Miał być wzlot jest spektakularny upadek. Zapowiadało się, że idą lepsze czasy dla ŁKS. Znający języki dyrektor sportowy miał zapewnić lepszą ligową kadrę na ekstraklasę, nowy sponsor z Włoch kasę, pozwalającą myśleć o robieniu kroków do przodu.
I co? I nic z tego nie wyszło. Jasne, nie można było amerykańskiemu Włochowi oddać klubu za czapkę gruszek, nie mając pewności, że zna się na prowadzeniu tego interesu.
Można jednak było postarać się o zbudowanie lepszej drużyny. Tymczasem letnie transfery to po prostu klęska. Nowi piłkarze zamiast pchać drużynę w górę, ciągną ją w dół. Na nic nie zda się tu przekonanie Janusza Dziedzica, że sprowadził graczy o odpowiednich umiejętnościach, bo ligowe życie tego nie potwierdza.
Zdjęcia lkslodz.pl
Wojciech Kowalczyk: Kazimierz Moskal coraz bliżej powrotu do ŁKS. Nie dziwię się temu wpisowi byłego świetnego piłkarza. Nowy trener miał pchnąć ŁKS na nowe, lepsze tory, tymczasem tylko pogłębił kryzys. Bilans Piotra Stokowca w ŁKS jest, mówiąc wprost, beznadziejny: 0 zwycięstw, jeden remis, pięć porażek.

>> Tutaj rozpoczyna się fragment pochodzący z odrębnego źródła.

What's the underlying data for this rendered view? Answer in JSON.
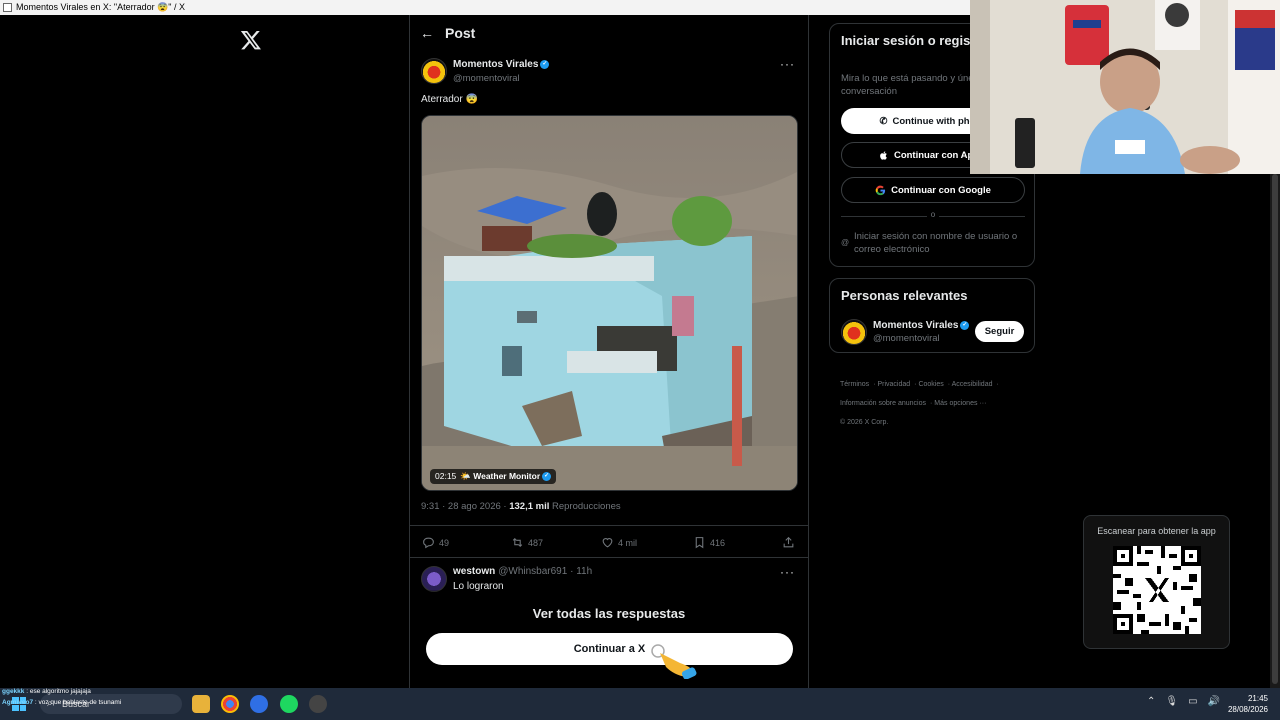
{
  "window": {
    "title": "Momentos Virales en X: \"Aterrador 😨\" / X"
  },
  "header": {
    "title": "Post",
    "back_icon": "arrow-left-icon"
  },
  "post": {
    "author_name": "Momentos Virales",
    "author_handle": "@momentoviral",
    "text": "Aterrador 😨",
    "media": {
      "duration": "02:15",
      "source": "🌤️ Weather Monitor"
    },
    "timestamp": "9:31 · 28 ago 2026 · ",
    "views_count": "132,1 mil",
    "views_label": " Reproducciones",
    "replies": "49",
    "reposts": "487",
    "likes": "4 mil",
    "bookmarks": "416"
  },
  "reply": {
    "name": "westown",
    "handle": "@Whinsbar691 · 11h",
    "text": "Lo lograron"
  },
  "gate": {
    "see_all": "Ver todas las respuestas",
    "continue": "Continuar a X"
  },
  "login": {
    "title": "Iniciar sesión o registrarse en X",
    "subtitle": "Mira lo que está pasando y únete a la conversación",
    "phone": "Continue with phone",
    "apple": "Continuar con Apple",
    "google": "Continuar con Google",
    "or": "o",
    "username": "Iniciar sesión con nombre de usuario o correo electrónico"
  },
  "people": {
    "title": "Personas relevantes",
    "name": "Momentos Virales",
    "handle": "@momentoviral",
    "follow": "Seguir"
  },
  "footer": {
    "links": [
      "Términos",
      "Privacidad",
      "Cookies",
      "Accesibilidad",
      "Información sobre anuncios",
      "Más opciones ···"
    ],
    "copyright": "© 2026 X Corp."
  },
  "qr": {
    "title": "Escanear para obtener la app"
  },
  "chat": [
    {
      "user": "ggekkk",
      "text": "ese algoritmo jajajaja"
    },
    {
      "user": "Agmiveo7",
      "text": "voz que hablaste de tsunami"
    }
  ],
  "taskbar": {
    "search": "Buscar",
    "time": "21:45",
    "date": "28/08/2026"
  },
  "colors": {
    "accent": "#1d9bf0",
    "background": "#000000",
    "border": "#2f3336",
    "muted": "#71767b"
  }
}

Nie da się ukryć, że zapracował sobie na niego na własne życzenie. Wygląda to bowiem tak, jakby cały czas dokonywał przeglądu słabej ligowej kadry. Nie ma mowy o stabilizacji. W każdym meczu na boisku wybiegała inna jedenastka. Każda miała kilka lepszych chwil i moc tych – niegodnych ekstraklasy. Mieszanie niczym w kotle czarownic doprowadziło do tego, że w spotkaniu z Zagłębiem my kibice mogliśmy dziękować opatrzności, Aleksandrowi Bobkowi, że nie skończyło się na kolejnej kompromitacji i stracie pięciu, a może nawet siedmiu bramek.
Drużynie oczywiście, jak świeżego powietrza, potrzeba punktów, ale też kadrowej stabilizacji. Zapewnienia przed meczem, że robimy kroki do przodu, widać postęp, a po kolejnym rozczarowaniu, że się nie poddajemy, walczymy dalej, nie są warte funta kłaków.
Szlag człowieka (z Łodzi) trafia, gdy widzi, co może pokazać w ekstraklasie przygotowany do gry, mający swoje wypracowane sposoby na zdobywanie bramek, beniaminek. Puszcza Niepołomice pokonała Górnika Zabrze, odniosła drugie zwycięstwo z rzędu i ma na koncie dwa razy więcej punktów od łodzian. Przypomnijmy, że w minionych I-ligowych rozgrywkach na ich koniec najlepszy ŁKS zdobył o osiem punktów więcej od piątej Puszczy. Teraz widać czarno na białym, kto tych kilku miesięcy, które minęły od tych wydarzeń, po prostu nie przespał!